By Danilo Masoni
MILAN (Reuters) – Britain’s blue chip share index was steady on Tuesday following mixed earning reports and caution in world equity markets ahead of U.S. midterm elections.
Disappointing results from the country’s fourth largest supermarket group Morrisons and bookmaker William Hill weighed, although battered tobacco firm Imperial Brands provided support after a reassuring update.
The FTSE 100 <.FTSE> top share index was down 0.1 percent by 0929 GMT, also weighed down by a stronger pound, which makes UK exports less competitive. The domestically focussed FTSE 250 <.FTMC> index was up 0.2 percent.
“With Tuesday’s main event – the U.S. midterm elections – arguably not yielding any tradable news until the early hours of Wednesday, Europe got off to a predictably slow start,” said Spreadex analyst Connor Campbell.
“That the pound has continued to strengthen likely contributed to the FTSE’s dip,” he added.
Sterling rose as hopes grew for a Brexit deal breakthrough after a report said the European Union is preparing to back a compromise proposal on the Irish border to resolve the last major hurdle in the talks.
Morrisons <MRW.L> was the biggest faller on the FTSE 100 in morning trade, down 4 percent, following its disappointing update.
The group said third-quarter growth had slowed from the previous quarter and came in below analysts’ forecasts.

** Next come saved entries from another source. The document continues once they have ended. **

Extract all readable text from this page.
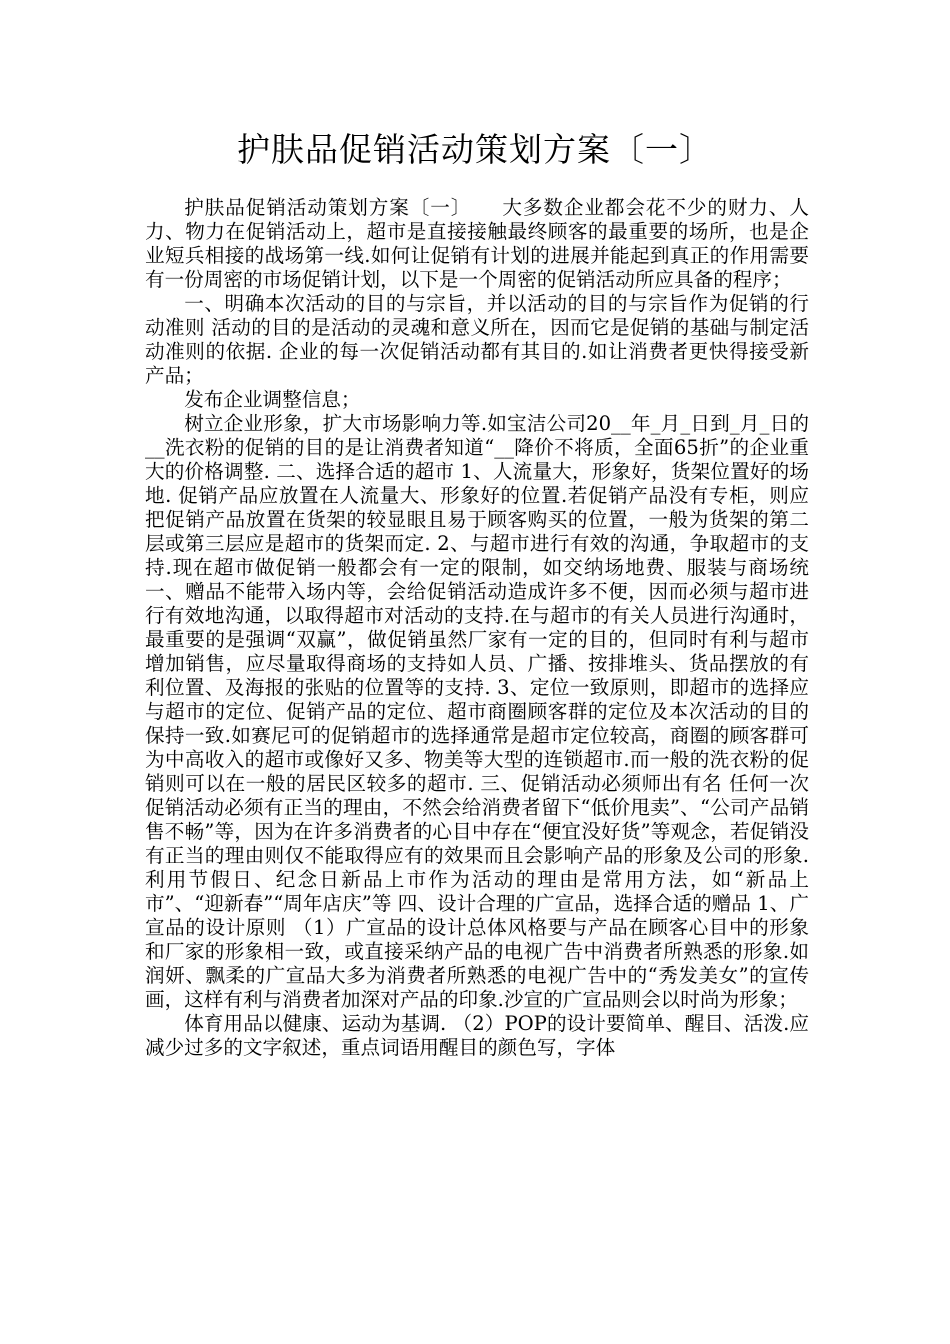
护肤品促销活动策划方案〔一〕

护肤品促销活动策划方案〔一〕　　大多数企业都会花不少的财力、人力、物力在促销活动上，超市是直接接触最终顾客的最重要的场所，也是企业短兵相接的战场第一线.如何让促销有计划的进展并能起到真正的作用需要有一份周密的市场促销计划，以下是一个周密的促销活动所应具备的程序；

一、明确本次活动的目的与宗旨，并以活动的目的与宗旨作为促销的行动准则 活动的目的是活动的灵魂和意义所在，因而它是促销的基础与制定活动准则的依据. 企业的每一次促销活动都有其目的.如让消费者更快得接受新产品；

发布企业调整信息；

树立企业形象，扩大市场影响力等.如宝洁公司20__年_月_日到_月_日的__洗衣粉的促销的目的是让消费者知道“__降价不将质，全面65折”的企业重大的价格调整. 二、选择合适的超市 1、人流量大，形象好，货架位置好的场地. 促销产品应放置在人流量大、形象好的位置.若促销产品没有专柜，则应把促销产品放置在货架的较显眼且易于顾客购买的位置，一般为货架的第二层或第三层应是超市的货架而定. 2、与超市进行有效的沟通，争取超市的支持.现在超市做促销一般都会有一定的限制，如交纳场地费、服装与商场统一、赠品不能带入场内等，会给促销活动造成许多不便，因而必须与超市进行有效地沟通，以取得超市对活动的支持.在与超市的有关人员进行沟通时，最重要的是强调“双赢”，做促销虽然厂家有一定的目的，但同时有利与超市增加销售，应尽量取得商场的支持如人员、广播、按排堆头、货品摆放的有利位置、及海报的张贴的位置等的支持. 3、定位一致原则，即超市的选择应与超市的定位、促销产品的定位、超市商圈顾客群的定位及本次活动的目的保持一致.如赛尼可的促销超市的选择通常是超市定位较高，商圈的顾客群可为中高收入的超市或像好又多、物美等大型的连锁超市.而一般的洗衣粉的促销则可以在一般的居民区较多的超市. 三、促销活动必须师出有名 任何一次促销活动必须有正当的理由，不然会给消费者留下“低价甩卖”、“公司产品销售不畅”等，因为在许多消费者的心目中存在“便宜没好货”等观念，若促销没有正当的理由则仅不能取得应有的效果而且会影响产品的形象及公司的形象.利用节假日、纪念日新品上市作为活动的理由是常用方法，如“新品上市”、“迎新春”“周年店庆”等 四、设计合理的广宣品，选择合适的赠品 1、广宣品的设计原则 （1）广宣品的设计总体风格要与产品在顾客心目中的形象和厂家的形象相一致，或直接采纳产品的电视广告中消费者所熟悉的形象.如润妍、飘柔的广宣品大多为消费者所熟悉的电视广告中的“秀发美女”的宣传画，这样有利与消费者加深对产品的印象.沙宣的广宣品则会以时尚为形象；

体育用品以健康、运动为基调. （2）POP的设计要简单、醒目、活泼.应减少过多的文字叙述，重点词语用醒目的颜色写，字体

“After a party there is usually a hangover and that’s what supermarket Morrisons faces this morning as it reports slowing growth… slightly short of analysts’ expectations,” said Russ Mould, investment director at AJ Bell.
“This follows on from a great summer when the World Cup and UK heatwave helped the company achieve its best sales performance in nearly a decade,” he added.
Shares in rivals Tesco <TSCO.L>, which also missed first-half profit forecasts when it reported results last month, and Sainsbury’s <SBRY.L> fell 1 and 0.3 percent respectively.
William Hill <WMH.L> dropped 4.7 percent after it forecast lower full-year operating profit, largely below analysts’ consensus, blaming weaker football and racing margins as well as challenging conditions on the UK high street.
Shares in motor insurer Direct Line <DLGD.L> dipped 0.4 percent after it reported a drop in quarterly gross written premiums, hit by fierce competition.
In contrast, Imperial Brands <IMB.L> gained 0.8 percent after the tobacco firm reported higher full-year revenue and better-than-expected adjusted profit, helped by market share gains.
“Today’s beat should reassure investors,” said Liberum analysts in a note, reiterating their buy rating on the stock.
Also rising were shares in AB Foods <ABF.L>, up 1.7 percent, after the company reported an adjusted operating profit of 1.4 billion pounds, up 3 percent and ahead of analyst expectations.
AB Foods however said price pressures in the global sugar market would prevent its earnings from growing in the coming 12 months as the drag on the business offsets strong demand for its fashion retailer Primark.
The reporting season in the UK has reached its midpoint and according to UBS, earning beats have outnumbered misses so far.